It is advisable to read the Quick Start Guide to help you get familiarised with Geneious Biologics before proceeding with the following tutorial.
NOTE: A previous version of this tutorial using Antibody Annotator instead of NGS Antibody Annotator can be found here.
In this tutorial, you will learn how to merge and annotate next-generation sequencing (NGS) reads produced by sequencing variable gene repertoires from immunized mice. You will also learn how to assess antibody repertoire diversity through sequence clustering.

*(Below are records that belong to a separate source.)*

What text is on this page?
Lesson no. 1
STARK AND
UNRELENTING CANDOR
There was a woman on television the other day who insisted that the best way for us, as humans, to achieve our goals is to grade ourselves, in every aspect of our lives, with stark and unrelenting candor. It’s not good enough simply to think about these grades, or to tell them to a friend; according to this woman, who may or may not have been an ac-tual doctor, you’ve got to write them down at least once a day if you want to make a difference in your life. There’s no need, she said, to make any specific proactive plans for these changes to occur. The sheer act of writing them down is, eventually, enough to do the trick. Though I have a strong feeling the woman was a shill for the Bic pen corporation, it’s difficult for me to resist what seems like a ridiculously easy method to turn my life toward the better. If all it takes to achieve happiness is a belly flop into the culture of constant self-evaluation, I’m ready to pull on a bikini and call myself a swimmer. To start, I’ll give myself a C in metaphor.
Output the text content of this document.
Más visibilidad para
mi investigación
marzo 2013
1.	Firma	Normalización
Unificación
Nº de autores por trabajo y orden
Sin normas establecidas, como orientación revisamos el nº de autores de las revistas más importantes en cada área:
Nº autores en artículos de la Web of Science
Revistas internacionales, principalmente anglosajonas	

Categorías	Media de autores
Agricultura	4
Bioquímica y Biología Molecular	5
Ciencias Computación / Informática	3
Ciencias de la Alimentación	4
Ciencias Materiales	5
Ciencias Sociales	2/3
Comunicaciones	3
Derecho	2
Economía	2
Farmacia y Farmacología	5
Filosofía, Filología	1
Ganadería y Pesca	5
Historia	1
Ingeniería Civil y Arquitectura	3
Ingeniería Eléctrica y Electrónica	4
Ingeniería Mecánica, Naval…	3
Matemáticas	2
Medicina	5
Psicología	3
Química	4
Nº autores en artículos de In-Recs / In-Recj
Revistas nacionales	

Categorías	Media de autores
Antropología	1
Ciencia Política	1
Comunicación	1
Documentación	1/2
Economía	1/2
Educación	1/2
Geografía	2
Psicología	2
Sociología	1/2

This tutorial will cover the following exercises:
- Merge overlapping paired-end NGS reads
- Sequence Annotation
- Pipeline Report
- Understanding Sequence Clusters
- Sequence Filtering
- Extract and Recluster
- Further Analysis
To start this tutorial, you will need input data. If you have recently started Geneious Biologics, your organization may already have the tutorial folders set up as described in the tutorial below. If not, you can still follow this tutorial by first downloading the latest input sequences here and then uploading them into Geneious Biologics.
Note: Both the full dataset and a reduced dataset are provided in the above link. The full dataset takes about 3-4 hours to process and the reduced (5k sequences) dataset takes a few mins. This tutorial uses the full dataset.
The videos in our Getting Started series may also be helpful, linked here. Below is our video on Pre-processing NGS Sequences.
Merge overlapping paired-end NGS reads
Merging paired reads, also known as overlapping or assembly of read pairs, converts a read pair into a single read containing a sequence and a set of quality scores. A read pair must overlap a significant fraction of its length for the reads to be merged.
In this exercise you will learn how to merge paired-end Illumina MiSeq reads. Immunoglobulin heavy chains are approximately 300-350 bp long and because this example read library was obtained by 250 bp paired-end sequencing, it is important to merge the read in order to obtain full length heavy chain sequences. To merge these paired-end reads, select both the paired-end documents in the Input data folder and click Pre-processing > Set & Merge Paired Reads (see image below).
As the read libraries are paired-end, select the following options in the Set & Merge Paired Reads dialog box and click Run to start the analysis (see sections and image below).
- Pairs of lists
- Forward/Reverse (inward pointing, e.g. Illumina paired end)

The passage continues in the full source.